Policlinico Gemelli di Roma al centro delle polemiche per il contagio della tbc

Sul caso della Tbc al Policlinico Gemelli di Roma, si esprime il Ministro della Salute Ferruccio Fazio. Dopo essersi sottoposto allo stesso test effettuato a tutti i bambini coinvolti nell’epidemia, Fazio è risultato positivo. Durante la conferenza stampa tenutasi ieri  a Roma, Fazio ha spiegato che 1 italiano su 5 risulta positivo al test della TBC. Il test infatti, indica che il soggetto è venuto a contatto con il virus della Tbc, non che abbia sviluppato la malattia. Durante la Conferenza Stampa, Fazio ha spiegato che verranno effettuati degli approfondimenti sui recenti casi di contagio del Gemelli e aumenterà la comunicazione con le famiglie. Secondo Fazio è un diritto delle famiglie ottenere informazioni certe e non discordanti. In modo particolare in questo caso specifico, visto che sono coinvolti diversi bambini.  E noi li diamo ragione.
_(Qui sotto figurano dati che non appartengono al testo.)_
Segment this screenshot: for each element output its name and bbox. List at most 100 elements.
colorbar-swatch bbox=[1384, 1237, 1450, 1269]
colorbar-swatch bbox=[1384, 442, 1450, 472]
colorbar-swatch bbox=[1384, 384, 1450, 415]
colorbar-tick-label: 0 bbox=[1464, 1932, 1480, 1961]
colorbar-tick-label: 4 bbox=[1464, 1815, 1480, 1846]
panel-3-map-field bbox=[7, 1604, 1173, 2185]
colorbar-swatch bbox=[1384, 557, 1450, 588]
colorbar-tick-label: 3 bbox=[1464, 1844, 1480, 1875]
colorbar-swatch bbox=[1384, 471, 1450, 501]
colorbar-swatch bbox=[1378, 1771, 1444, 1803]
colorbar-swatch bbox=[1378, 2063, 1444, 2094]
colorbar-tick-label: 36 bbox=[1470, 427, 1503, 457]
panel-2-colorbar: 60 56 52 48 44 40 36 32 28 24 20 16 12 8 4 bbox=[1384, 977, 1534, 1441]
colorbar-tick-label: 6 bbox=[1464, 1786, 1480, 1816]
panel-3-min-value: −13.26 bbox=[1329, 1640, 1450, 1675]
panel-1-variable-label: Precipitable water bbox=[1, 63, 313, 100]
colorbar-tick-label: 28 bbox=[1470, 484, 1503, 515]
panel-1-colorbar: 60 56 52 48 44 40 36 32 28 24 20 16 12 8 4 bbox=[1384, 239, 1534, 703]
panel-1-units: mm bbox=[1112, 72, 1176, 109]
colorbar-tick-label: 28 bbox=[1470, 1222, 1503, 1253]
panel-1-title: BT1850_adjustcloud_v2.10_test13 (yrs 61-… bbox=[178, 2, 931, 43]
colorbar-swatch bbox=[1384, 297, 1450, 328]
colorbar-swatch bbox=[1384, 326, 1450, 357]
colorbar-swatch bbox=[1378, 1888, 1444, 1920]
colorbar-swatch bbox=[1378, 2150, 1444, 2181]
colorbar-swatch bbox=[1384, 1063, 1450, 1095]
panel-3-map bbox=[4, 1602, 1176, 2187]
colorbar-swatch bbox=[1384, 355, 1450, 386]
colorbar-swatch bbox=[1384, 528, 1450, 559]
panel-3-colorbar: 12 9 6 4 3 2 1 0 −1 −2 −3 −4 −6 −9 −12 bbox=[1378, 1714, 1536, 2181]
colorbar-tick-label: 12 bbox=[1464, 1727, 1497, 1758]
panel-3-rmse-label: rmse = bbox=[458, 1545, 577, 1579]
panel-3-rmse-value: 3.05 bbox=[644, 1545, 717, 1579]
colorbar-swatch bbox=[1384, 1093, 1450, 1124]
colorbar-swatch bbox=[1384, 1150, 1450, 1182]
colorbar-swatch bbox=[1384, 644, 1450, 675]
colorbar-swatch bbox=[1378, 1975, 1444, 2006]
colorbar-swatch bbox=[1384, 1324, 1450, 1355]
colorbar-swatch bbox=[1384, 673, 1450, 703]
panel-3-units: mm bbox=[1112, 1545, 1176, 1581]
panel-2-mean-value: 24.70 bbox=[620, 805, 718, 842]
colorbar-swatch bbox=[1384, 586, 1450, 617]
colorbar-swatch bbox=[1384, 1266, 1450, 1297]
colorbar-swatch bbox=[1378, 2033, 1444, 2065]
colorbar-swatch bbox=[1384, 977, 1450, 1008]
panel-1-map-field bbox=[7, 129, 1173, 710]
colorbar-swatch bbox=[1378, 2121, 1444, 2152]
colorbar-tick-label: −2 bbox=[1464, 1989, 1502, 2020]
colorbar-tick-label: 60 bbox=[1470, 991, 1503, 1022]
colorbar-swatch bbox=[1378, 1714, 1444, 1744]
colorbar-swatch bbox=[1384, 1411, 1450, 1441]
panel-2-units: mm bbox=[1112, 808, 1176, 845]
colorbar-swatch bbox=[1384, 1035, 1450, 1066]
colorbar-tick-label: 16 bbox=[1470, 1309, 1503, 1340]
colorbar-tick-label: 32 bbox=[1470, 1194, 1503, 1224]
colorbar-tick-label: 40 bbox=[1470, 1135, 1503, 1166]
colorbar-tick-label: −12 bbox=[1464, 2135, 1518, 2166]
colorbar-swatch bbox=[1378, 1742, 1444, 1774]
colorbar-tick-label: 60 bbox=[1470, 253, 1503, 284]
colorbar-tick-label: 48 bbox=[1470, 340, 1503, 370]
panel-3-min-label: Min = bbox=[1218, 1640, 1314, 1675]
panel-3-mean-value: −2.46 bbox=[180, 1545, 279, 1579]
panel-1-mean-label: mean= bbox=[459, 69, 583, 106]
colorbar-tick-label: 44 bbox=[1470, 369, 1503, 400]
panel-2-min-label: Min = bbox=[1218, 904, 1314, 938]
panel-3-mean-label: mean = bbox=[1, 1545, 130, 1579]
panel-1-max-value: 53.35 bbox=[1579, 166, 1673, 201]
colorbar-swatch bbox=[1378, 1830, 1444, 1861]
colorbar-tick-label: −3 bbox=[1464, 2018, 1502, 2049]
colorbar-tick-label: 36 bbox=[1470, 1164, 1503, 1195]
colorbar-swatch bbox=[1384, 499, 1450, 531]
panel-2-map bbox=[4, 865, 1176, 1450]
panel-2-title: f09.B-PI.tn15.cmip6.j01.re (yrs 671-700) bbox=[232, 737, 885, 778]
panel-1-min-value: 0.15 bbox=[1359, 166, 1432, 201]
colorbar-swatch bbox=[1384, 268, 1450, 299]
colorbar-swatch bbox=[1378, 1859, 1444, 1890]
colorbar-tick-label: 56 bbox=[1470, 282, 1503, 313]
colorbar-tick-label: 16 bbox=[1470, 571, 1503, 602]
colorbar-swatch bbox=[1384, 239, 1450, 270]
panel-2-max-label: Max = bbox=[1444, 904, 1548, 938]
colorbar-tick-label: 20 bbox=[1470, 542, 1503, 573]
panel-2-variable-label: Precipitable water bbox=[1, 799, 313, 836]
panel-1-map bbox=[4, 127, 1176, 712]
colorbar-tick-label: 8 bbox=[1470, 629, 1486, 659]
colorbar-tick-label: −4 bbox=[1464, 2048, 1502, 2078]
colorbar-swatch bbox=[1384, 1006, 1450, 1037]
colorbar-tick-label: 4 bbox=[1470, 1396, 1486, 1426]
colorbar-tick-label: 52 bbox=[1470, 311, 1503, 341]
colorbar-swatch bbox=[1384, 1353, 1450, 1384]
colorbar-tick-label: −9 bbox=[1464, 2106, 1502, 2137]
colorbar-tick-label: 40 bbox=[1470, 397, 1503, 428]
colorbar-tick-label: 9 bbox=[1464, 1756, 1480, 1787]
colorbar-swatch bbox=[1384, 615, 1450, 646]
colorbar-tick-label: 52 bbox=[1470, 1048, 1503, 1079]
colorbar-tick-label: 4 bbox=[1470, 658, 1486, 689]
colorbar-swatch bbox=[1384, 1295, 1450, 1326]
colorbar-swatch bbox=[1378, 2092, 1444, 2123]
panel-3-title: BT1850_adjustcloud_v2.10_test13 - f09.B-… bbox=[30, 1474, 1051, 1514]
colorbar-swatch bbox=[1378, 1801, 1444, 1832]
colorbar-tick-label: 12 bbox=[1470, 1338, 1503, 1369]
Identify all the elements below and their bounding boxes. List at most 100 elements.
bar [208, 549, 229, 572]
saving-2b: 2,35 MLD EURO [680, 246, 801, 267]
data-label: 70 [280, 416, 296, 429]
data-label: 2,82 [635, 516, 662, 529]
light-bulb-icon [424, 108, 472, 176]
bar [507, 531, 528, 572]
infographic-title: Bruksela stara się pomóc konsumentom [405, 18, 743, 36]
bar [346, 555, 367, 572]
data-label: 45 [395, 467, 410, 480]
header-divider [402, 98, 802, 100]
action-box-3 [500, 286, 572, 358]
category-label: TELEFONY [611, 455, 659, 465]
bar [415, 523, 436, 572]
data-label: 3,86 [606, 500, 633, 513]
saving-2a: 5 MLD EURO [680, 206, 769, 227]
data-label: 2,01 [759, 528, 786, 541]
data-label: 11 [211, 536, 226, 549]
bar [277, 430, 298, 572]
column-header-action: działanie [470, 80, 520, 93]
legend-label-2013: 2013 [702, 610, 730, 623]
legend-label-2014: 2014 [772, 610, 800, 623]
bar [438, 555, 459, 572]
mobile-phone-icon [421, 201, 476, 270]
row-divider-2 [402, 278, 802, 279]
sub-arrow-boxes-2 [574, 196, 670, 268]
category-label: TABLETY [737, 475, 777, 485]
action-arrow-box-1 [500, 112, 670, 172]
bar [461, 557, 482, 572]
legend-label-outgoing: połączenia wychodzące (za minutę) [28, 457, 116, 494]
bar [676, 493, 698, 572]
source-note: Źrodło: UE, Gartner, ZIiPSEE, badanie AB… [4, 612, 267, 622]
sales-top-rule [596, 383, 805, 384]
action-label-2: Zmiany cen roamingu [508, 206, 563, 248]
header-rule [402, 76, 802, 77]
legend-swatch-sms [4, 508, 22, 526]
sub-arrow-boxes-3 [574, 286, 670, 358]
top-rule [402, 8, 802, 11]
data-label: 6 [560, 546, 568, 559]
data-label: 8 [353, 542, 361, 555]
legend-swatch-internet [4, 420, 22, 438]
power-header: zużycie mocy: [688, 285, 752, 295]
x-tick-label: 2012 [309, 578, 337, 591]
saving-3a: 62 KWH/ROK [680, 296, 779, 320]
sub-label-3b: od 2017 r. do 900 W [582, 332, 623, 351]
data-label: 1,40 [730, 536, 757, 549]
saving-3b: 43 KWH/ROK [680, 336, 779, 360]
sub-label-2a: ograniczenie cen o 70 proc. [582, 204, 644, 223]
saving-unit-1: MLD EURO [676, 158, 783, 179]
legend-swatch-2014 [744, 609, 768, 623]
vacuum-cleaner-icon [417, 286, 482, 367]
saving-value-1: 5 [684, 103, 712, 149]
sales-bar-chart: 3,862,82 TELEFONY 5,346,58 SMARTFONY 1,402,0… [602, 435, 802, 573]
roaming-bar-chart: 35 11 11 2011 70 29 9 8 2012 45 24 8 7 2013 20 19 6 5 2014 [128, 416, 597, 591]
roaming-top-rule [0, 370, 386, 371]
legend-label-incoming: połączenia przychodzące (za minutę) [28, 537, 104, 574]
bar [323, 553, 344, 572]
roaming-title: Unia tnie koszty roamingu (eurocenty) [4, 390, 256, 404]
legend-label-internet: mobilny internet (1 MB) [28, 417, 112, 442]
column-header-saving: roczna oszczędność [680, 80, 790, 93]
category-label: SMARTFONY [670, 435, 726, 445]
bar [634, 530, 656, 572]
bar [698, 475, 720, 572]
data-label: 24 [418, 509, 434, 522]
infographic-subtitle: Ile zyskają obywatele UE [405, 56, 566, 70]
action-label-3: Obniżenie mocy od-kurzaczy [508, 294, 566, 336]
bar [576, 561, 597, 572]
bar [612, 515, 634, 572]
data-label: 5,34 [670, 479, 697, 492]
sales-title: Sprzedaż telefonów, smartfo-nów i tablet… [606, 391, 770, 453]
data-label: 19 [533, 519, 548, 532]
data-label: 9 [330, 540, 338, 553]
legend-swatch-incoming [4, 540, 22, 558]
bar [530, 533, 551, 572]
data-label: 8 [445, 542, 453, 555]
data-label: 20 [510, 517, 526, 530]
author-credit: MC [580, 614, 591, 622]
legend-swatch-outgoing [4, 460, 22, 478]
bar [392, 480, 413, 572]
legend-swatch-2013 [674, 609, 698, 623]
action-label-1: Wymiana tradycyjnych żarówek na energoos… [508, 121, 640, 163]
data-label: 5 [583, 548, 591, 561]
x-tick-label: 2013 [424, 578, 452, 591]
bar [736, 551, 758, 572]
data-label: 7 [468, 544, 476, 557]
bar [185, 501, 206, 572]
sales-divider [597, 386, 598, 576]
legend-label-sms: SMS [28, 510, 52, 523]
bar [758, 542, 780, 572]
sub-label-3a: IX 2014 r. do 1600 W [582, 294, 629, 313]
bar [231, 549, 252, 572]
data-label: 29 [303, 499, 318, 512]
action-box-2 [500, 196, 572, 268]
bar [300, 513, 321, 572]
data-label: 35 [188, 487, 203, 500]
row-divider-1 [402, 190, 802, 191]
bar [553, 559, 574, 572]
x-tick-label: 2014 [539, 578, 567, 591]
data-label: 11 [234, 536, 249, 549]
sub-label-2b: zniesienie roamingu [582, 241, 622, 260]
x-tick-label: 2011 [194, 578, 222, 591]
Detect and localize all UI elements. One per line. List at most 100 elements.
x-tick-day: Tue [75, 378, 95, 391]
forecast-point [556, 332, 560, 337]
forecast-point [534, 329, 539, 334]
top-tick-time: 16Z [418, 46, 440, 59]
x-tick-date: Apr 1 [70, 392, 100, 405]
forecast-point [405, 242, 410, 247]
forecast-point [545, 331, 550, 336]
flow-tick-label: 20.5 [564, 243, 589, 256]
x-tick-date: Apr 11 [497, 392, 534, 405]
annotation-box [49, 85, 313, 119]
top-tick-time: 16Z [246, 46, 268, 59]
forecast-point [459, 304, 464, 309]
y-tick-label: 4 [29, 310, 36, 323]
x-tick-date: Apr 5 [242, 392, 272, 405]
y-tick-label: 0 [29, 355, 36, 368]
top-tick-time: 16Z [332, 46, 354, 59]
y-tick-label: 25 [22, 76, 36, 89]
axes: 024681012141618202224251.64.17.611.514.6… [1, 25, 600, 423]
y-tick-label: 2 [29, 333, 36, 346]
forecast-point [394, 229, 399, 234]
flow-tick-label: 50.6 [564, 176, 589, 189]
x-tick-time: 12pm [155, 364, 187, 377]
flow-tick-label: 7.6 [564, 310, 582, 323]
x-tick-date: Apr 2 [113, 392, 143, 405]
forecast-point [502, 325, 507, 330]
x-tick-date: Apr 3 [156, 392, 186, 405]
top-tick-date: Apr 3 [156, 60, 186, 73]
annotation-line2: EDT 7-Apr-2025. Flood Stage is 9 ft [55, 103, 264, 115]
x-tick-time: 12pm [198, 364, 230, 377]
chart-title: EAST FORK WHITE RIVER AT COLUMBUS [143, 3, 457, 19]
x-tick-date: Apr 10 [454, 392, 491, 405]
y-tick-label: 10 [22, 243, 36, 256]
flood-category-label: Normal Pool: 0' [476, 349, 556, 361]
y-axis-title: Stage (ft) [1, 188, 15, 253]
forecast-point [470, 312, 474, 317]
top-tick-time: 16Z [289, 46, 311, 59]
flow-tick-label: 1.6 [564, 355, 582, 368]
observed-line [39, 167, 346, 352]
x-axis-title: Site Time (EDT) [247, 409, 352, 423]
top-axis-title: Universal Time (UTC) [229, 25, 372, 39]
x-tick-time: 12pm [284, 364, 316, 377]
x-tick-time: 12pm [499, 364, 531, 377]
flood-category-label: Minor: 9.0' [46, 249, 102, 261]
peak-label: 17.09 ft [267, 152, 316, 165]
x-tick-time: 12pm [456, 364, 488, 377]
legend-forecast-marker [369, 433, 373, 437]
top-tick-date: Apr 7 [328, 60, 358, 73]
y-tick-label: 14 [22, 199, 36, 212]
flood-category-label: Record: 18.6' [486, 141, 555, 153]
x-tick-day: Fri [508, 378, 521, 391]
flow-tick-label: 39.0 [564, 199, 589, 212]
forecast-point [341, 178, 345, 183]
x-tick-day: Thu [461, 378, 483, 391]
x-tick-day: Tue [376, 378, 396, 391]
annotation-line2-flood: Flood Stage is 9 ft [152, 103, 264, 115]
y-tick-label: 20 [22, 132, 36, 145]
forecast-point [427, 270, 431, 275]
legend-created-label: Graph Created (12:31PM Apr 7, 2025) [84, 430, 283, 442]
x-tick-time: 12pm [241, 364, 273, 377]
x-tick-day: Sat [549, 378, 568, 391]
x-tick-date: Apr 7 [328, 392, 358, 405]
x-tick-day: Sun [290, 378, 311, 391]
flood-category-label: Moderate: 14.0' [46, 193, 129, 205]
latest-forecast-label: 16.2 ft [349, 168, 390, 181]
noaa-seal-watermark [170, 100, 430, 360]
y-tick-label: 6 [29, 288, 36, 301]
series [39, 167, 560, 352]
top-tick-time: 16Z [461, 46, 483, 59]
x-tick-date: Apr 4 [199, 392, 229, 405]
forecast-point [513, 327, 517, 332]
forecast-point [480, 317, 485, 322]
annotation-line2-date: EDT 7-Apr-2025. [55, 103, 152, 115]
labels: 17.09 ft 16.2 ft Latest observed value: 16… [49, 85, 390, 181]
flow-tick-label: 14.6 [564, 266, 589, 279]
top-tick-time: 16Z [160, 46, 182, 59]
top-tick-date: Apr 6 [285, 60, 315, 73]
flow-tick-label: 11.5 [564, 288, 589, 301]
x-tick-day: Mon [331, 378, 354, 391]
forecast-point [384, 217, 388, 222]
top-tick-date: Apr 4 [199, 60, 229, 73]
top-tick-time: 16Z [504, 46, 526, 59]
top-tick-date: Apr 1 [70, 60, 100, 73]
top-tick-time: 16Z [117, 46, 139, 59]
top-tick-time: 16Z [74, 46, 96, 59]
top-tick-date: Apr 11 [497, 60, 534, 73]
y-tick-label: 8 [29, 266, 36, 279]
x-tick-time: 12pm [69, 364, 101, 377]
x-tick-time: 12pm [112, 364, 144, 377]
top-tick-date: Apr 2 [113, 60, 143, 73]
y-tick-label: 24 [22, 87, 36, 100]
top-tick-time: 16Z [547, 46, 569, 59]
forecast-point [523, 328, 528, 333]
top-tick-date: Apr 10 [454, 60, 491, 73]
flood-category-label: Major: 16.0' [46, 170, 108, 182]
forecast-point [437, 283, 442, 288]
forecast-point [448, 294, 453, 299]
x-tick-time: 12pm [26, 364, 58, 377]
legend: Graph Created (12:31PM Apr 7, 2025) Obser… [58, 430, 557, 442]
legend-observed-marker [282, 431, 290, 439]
Nel frattempo sono aumentate le persone risultate positive al test. Di queste ultime ora la notizia di una intera famiglia positiva alla Tbc, madre, figlio grande, padre e il piccolo di casa, nato nel 2010, proprio al Gemelli. Un membro di rilievo della Commissione tubercolosi, Giorgio Besozzi, difende il Policlinico. Il medico afferma che ai tempi della nascita del piccolo, l’infermiera era appena stata assunta, quindi non poteva essere contagiosa. Le difese della famiglia le prende Codacons, impegnato attivamente nella vicenda. Attraverso le parole dell’avvocato dell’associazione, Alessia Stabile, Codacons fa sapere che si stanno già muovendo legalmente nei confronti dell’ospedale anche i componenti della recente famiglia infetta.  Fazio continua ad essere molto solidale con i genitori dei bambini infetti e promette loro, e a tutti gli italiani, che non ci saranno mai più episodi di questo tipo. Inoltre il Ministro si sta personalmente interessando affinché i bambini in terapia possano avere tutte le vitamine necessarie gratuitamente. Fazio annuncia anche un nuovo regolamento per la cura e la prevenzione della tubercolosi.